|Daytona Beach Real Estate Blog. Houses, Condos and Reports by Lisa Hill, "THE SMART CHOICE!"|
Many years ago, when I first started selling houses, I was working with a lady who told me she was deathly afraid of cats. Since one of the houses we were going to see was my own listing, I knew the owner had cats. So I told my buyer that I would go inside first and check to see if they were inside or not. (They had a kitty door.)
So I went in and looked around and didn't see either of the cats, anywhere. I even looked under the beds, in the closets and on top of the refrigerator. I covered the entire house... No cats.
I then opened the front door and told the buyer that the cats must be outside because I didn't see either one of them anywhere in the house, and the buyer apprehensively came inside. She started going from room to room and was slowly relaxing.
She then entered the master bedroom ahead of me and 2 seconds later came running past me and ran straight out the front door and refused to come back in. I was standing there looking perplexed until I spotted, calm as can be, one of the cats, sitting on the master bathroom counter, contentedly licking his paw. *sigh*
Now if any of you have ever owned cats, you know how well they can hide! And they're not like dogs. They do not answer when you call them! Mine disappear on me all the time and they never even leave the house. But to be honest, at that time, I was new to the business and I really didn't take my buyers' fears as seriously as I should have. And in the many years since then, I've never made that mistake again.
But looking back, I know it wasn't just a lack of experience. I had not then, nor have I since then, ever seen that type of phobia.
I'm sure that some people, no matter how old or young, and no matter how experienced or inexperienced, will continually look down upon anyone who they deem to be beneath them, for whatever reasons they can conjure. But life is a growth process. And truly wise people of all ages will know and understand that. And those who are willing to admit they've been wrong, and continually try to learn from their mistakes, and seek the advice of others who show maturity and wisdom in their lives, will succeed much more quickly. Because what really holds us back is usually not our age or lack of experience, but our pride and egos.

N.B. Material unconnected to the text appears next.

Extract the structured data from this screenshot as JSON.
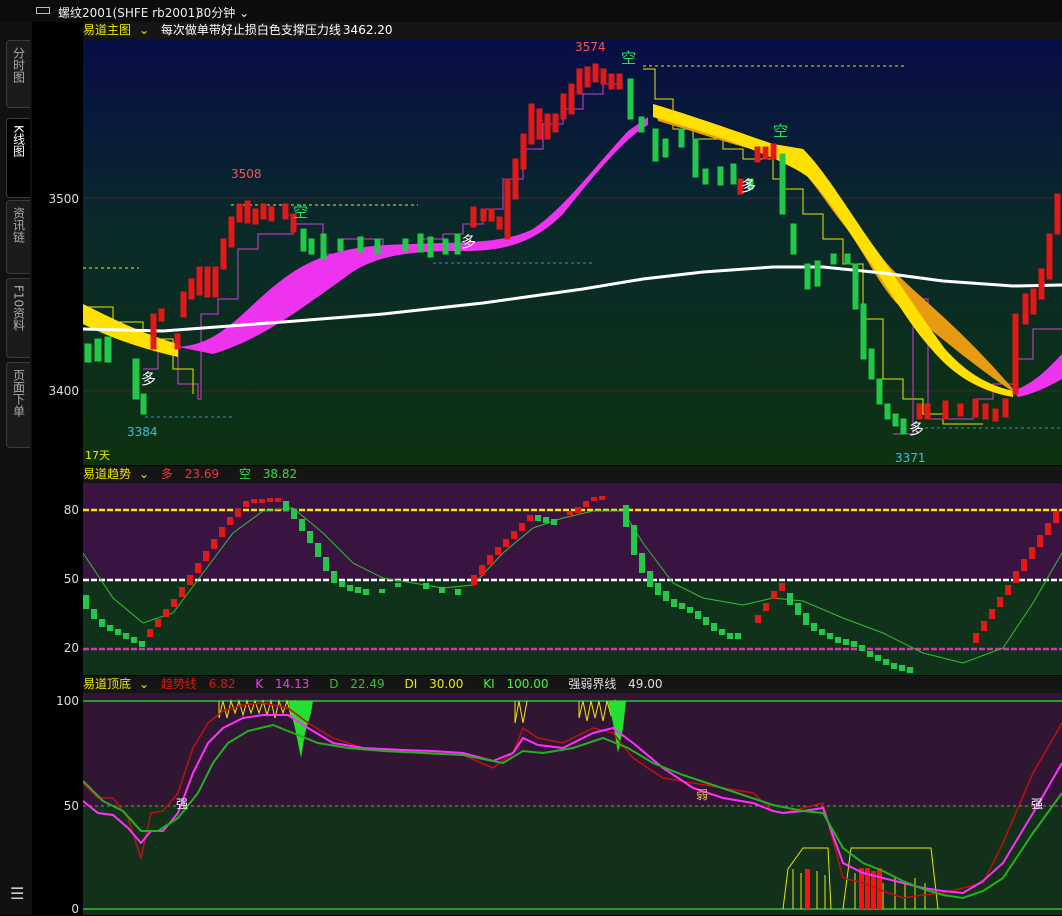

I'm not sure how to wrap up this post. How it has ended is not what I had planned. Maybe someone needed to read this. Hopefully it will help or encourage you. (And sometimes I'm preaching to myself. We all need reminders.)
To be the best real estate agent you can be, listen to what your clients are saying. Listen to what your peers are saying. Show compassion. Be willing to help. Do unto others as you would have them do unto you.
How would you want to be treated?
The idea for the beginning of this post came from Pam Graham's post titled "Which Family Member Do You Need To Kick Out If You're Trying To Sell Your Home".